3/24/2005

Should the Government Interfere?

Terry Schiavo suffered brain death in 1990 after her heart stopped. Because of extensive brain damage, Terry will never recover. She is in a persistent vegetative state. She has existed on life support ever since. The feeding tubes were removed on Friday. Her husband supports this. Neurologists said this is a painless death.

Terry's parents are petitioning the U.S. Supreme Court to reinsert the tubes. These petitions had previously been defeated in court numerous times. This latest appeal was dismissed. Florida Governor Jeb Bush tried to have Terry Schiavo put in state custody so her feeding tube could be reinstered. A judge has blocked the Governor from doing so.
"The president is saddened by the latest ruling," White House spokeswoman Dana Perino said Thursday morning.

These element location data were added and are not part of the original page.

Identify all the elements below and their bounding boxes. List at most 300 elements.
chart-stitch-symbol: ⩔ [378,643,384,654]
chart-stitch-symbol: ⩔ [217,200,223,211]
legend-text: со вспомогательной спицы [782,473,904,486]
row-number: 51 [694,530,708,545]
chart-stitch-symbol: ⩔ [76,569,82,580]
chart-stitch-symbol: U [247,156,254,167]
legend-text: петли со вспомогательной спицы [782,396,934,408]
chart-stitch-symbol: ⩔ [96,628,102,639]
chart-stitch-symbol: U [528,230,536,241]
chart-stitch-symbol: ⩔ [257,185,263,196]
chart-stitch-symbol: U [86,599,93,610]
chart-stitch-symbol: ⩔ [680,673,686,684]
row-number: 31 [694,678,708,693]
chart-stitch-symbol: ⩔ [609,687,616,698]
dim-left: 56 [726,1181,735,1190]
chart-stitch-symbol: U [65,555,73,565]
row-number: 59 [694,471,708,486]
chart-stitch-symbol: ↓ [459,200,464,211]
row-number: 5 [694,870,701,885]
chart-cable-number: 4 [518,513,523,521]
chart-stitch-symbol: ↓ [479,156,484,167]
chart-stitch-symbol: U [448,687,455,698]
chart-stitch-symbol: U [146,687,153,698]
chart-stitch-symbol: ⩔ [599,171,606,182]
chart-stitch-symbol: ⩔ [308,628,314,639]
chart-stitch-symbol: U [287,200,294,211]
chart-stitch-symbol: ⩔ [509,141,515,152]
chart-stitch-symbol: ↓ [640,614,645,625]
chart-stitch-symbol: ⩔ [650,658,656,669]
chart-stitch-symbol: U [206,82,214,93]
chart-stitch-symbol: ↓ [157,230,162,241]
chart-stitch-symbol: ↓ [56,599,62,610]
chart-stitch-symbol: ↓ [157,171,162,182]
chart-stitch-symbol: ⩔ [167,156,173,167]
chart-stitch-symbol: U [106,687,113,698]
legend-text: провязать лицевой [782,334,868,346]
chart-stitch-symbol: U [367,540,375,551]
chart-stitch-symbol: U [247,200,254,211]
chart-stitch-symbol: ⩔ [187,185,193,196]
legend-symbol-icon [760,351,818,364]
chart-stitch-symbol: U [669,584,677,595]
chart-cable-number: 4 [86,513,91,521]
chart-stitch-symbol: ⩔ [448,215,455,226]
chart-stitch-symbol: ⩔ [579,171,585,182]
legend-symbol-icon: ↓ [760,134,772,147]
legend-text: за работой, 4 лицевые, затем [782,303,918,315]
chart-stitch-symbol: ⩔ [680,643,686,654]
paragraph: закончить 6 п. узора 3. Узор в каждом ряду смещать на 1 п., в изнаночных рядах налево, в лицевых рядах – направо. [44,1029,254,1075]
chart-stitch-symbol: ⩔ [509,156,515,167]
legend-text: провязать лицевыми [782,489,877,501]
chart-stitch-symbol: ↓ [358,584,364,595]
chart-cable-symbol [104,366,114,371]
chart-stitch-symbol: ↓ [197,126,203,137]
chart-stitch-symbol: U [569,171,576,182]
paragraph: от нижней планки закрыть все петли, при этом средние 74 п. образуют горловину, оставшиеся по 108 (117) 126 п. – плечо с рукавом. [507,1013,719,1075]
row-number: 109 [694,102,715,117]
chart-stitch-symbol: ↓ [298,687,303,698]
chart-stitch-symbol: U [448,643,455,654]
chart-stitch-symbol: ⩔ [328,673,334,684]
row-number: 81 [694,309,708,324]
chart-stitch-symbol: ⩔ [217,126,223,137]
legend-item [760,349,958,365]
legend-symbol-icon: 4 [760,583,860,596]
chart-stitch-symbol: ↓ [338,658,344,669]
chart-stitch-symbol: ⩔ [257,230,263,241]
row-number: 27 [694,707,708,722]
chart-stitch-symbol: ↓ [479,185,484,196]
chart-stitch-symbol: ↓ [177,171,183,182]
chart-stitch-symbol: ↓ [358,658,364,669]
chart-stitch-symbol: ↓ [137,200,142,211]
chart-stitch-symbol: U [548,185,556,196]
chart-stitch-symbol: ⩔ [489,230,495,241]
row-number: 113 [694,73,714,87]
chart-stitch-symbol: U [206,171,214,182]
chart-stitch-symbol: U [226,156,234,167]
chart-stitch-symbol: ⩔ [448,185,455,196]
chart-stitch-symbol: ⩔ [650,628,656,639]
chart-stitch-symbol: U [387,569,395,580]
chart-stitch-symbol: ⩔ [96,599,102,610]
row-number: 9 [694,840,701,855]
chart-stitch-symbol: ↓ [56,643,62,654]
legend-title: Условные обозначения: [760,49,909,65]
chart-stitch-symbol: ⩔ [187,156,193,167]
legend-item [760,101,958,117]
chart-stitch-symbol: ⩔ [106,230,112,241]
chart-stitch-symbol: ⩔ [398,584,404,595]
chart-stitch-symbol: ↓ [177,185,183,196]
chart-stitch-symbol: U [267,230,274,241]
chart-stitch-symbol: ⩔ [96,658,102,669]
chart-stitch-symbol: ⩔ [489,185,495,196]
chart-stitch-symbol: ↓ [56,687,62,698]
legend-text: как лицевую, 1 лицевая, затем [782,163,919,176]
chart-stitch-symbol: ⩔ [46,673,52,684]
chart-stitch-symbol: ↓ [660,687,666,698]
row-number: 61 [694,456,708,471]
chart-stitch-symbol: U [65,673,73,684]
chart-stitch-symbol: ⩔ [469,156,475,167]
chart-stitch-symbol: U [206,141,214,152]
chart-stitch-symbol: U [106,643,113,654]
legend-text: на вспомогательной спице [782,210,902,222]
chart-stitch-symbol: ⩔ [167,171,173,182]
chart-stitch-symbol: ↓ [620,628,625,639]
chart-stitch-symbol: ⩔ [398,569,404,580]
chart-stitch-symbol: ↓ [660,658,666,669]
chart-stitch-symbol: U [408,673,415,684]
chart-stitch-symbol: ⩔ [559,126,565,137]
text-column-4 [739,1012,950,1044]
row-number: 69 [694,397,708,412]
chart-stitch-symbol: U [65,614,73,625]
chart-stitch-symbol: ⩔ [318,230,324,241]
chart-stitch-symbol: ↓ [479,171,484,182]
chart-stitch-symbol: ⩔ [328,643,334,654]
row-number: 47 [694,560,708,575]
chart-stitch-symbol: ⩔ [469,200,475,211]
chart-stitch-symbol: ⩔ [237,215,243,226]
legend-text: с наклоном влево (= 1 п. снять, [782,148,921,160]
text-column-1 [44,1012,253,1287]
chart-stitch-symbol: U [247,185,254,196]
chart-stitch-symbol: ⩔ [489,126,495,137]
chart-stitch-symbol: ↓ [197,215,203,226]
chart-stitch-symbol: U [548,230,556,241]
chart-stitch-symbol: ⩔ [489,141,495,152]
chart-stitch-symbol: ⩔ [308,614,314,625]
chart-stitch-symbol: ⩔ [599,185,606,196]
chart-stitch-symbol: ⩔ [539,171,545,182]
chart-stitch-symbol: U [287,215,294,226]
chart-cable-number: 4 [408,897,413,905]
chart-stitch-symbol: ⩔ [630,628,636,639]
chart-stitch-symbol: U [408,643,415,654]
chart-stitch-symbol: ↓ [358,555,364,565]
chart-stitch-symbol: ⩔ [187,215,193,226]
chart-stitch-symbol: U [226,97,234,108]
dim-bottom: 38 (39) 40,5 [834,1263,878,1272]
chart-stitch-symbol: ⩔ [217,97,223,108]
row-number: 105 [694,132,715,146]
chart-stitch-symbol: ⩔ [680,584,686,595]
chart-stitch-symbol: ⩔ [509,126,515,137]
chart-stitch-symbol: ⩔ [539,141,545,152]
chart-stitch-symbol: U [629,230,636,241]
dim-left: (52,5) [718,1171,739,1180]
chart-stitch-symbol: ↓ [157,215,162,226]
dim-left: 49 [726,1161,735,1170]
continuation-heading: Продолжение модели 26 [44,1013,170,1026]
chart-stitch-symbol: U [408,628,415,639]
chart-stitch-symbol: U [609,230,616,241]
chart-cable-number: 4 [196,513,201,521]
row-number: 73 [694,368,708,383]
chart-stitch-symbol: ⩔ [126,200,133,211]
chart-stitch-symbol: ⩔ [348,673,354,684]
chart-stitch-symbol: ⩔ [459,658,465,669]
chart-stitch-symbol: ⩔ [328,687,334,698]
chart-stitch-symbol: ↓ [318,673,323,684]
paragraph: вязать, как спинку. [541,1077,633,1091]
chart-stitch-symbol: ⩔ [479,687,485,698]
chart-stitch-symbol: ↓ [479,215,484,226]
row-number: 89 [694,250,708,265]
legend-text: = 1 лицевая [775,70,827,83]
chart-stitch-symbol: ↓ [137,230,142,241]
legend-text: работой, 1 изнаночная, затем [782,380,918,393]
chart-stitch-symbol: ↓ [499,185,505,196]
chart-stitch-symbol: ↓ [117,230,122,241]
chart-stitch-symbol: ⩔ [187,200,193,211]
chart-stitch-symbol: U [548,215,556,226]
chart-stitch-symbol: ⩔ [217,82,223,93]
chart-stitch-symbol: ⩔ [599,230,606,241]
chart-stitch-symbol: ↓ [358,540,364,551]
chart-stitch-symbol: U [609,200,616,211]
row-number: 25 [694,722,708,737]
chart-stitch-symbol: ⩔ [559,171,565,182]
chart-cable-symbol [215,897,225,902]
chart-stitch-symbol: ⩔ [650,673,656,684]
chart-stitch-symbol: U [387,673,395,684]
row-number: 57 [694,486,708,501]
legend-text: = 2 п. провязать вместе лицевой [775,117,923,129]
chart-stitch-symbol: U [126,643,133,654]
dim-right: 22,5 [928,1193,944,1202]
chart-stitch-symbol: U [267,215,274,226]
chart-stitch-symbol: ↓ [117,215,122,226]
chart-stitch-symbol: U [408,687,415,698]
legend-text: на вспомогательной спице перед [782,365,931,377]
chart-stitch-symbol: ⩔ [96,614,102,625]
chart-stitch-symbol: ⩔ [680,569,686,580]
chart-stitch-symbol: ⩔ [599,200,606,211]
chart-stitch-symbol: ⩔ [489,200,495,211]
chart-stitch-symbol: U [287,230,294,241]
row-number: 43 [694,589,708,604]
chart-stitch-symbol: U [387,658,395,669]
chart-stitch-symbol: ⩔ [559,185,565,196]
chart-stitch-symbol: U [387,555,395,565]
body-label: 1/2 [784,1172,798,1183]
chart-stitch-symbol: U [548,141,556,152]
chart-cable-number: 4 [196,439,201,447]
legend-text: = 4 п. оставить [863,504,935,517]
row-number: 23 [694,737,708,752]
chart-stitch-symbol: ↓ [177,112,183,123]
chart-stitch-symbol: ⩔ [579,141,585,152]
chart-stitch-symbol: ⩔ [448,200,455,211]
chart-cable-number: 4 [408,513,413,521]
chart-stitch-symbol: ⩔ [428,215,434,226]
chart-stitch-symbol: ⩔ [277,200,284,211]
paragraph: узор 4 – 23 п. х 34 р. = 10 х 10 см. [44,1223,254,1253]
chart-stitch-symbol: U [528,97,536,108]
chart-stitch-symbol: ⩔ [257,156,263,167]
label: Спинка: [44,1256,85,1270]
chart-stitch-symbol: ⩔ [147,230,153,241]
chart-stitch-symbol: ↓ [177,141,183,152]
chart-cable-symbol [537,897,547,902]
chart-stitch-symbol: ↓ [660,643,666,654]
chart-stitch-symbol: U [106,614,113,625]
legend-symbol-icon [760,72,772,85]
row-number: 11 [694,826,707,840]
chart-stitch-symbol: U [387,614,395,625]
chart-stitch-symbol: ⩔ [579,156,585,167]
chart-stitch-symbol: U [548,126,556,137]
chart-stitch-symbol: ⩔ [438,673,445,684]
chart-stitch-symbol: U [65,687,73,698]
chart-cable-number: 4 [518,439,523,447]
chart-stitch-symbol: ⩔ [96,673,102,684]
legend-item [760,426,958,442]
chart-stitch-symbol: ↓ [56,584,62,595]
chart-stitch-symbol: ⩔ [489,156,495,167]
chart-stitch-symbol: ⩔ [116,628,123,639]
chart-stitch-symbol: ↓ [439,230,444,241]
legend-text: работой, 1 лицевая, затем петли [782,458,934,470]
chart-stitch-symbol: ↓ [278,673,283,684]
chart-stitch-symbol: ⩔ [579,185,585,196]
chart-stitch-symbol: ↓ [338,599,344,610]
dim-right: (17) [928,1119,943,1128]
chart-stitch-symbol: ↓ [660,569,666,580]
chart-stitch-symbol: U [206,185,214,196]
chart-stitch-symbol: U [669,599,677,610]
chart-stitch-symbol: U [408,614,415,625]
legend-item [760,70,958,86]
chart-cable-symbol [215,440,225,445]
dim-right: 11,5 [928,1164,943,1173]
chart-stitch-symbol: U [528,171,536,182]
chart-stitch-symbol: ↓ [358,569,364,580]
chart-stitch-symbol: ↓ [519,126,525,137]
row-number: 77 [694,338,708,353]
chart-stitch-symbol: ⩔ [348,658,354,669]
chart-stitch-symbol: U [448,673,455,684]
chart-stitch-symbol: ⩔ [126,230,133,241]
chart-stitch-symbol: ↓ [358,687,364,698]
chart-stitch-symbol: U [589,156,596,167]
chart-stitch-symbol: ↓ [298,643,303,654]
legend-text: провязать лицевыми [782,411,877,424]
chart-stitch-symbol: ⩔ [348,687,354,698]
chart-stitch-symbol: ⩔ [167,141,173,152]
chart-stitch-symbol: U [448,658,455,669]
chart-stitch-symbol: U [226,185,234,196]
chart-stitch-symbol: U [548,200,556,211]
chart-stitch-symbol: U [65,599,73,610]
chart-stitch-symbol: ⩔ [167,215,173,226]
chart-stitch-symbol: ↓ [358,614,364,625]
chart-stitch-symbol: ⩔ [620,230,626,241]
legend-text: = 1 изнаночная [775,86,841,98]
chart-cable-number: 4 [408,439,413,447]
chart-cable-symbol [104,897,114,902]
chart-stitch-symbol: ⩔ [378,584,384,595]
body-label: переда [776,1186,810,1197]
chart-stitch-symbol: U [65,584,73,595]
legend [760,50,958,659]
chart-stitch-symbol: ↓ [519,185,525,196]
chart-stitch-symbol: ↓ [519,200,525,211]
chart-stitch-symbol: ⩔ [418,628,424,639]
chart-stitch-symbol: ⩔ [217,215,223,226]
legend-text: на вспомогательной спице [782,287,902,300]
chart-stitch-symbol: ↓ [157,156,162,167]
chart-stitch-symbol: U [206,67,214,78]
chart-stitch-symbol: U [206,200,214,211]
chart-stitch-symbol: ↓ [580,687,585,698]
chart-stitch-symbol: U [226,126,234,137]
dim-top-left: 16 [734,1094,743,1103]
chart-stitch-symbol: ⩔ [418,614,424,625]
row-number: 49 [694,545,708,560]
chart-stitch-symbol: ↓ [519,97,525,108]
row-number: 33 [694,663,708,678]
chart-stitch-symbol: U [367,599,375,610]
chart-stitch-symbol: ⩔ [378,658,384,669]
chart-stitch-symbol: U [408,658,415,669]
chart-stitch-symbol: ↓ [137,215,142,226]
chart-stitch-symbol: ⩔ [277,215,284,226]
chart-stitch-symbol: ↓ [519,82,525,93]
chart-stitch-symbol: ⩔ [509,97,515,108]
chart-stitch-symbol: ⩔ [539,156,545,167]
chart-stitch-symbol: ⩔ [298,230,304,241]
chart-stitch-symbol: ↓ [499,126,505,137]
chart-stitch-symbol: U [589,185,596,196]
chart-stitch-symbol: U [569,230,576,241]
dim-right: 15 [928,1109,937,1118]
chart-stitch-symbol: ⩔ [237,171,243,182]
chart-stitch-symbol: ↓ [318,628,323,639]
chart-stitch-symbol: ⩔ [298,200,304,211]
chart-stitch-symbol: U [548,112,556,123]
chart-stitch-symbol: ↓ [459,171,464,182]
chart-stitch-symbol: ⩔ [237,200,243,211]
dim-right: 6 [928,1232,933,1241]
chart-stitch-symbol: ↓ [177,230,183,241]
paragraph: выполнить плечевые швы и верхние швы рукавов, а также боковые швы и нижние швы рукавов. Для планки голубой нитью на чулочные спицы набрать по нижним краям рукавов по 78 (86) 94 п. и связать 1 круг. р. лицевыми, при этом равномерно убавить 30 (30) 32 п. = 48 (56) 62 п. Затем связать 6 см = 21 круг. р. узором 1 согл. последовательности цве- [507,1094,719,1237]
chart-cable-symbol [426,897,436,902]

Why is the government always interfering in matters that don't concern them? Granted, the parents of Terry Schiavo have the right to appeal to the courts. Michael Schiavo claims Terry told him she would never wish to be on life support. The death is painless. No abuse is involved. Because this is the case the government has no leg to stand on. Her husband has a right to remove life support. The doctors, the husband, and the family are the only people with the right to decide her fate.
Why is Governor Jeb Bush interfering? He has no right to keep this woman in a vegetative state. The main problem is that the Federal government has become too powerful.

2 comments:

June said...

Congress passed a law specifically to make doctors reinsert the feeding tube, and a state court said it was unconstitutional. It doesn't sound like the Federal Government is too powerful in this case. Also Jeb Bush is the governor of Florida which is a position in the state government, not the federal government.

The government is in place to proctect us as citizens. It seems to me this is its main duty. If government officials deem that this woman needs protection, should they not do anything? I personally think it is way out of hand, but obviously for different reasons than you do.

Dr. Tufte said...

I have two initial thoughts: 1) how is this related to ManEc, and 2) how can we only have 1 comment on this so far when everyone in the country is talking about it?

Well here are a few economics ideas.

1) Living wills are a good created to address this problem. It is common for goods to be brought into existence to address demands that people didn't know they had.
2) A living will is a good that, frankly, benefits others more than it does yourself. Most deaths are a big fat negative externality for the people who have to clean up the details (unless you leave them a huge estate that makes it all worthwhile). This means that most individuals will not think a living will is worth the money, unless they care deeply about those around them. (There's a nasty insight about Terry Schiavo there.)

Here's another nasty insight: if Congress was really interested in helping people, rather than just grandstanding, they'd offer a subsidy for taking out a living will. A basic and solid will/living will combo costs about $500. A subsidy of a $1000 or so would make a whole lot of future Terry-Schiavo-like-cases disappear.

BTW: the media has not been very good at reporting the deep paper trail in this case, in which a sequence of levels within the judicial system has spent a lot of time and effort establishing that the parents don't have much of a case or supporting position. And, without diminishing their religious faith or emotional attachment, the parents and supporters have never brought to the table a plan that didn't involve other parties carrying their costs.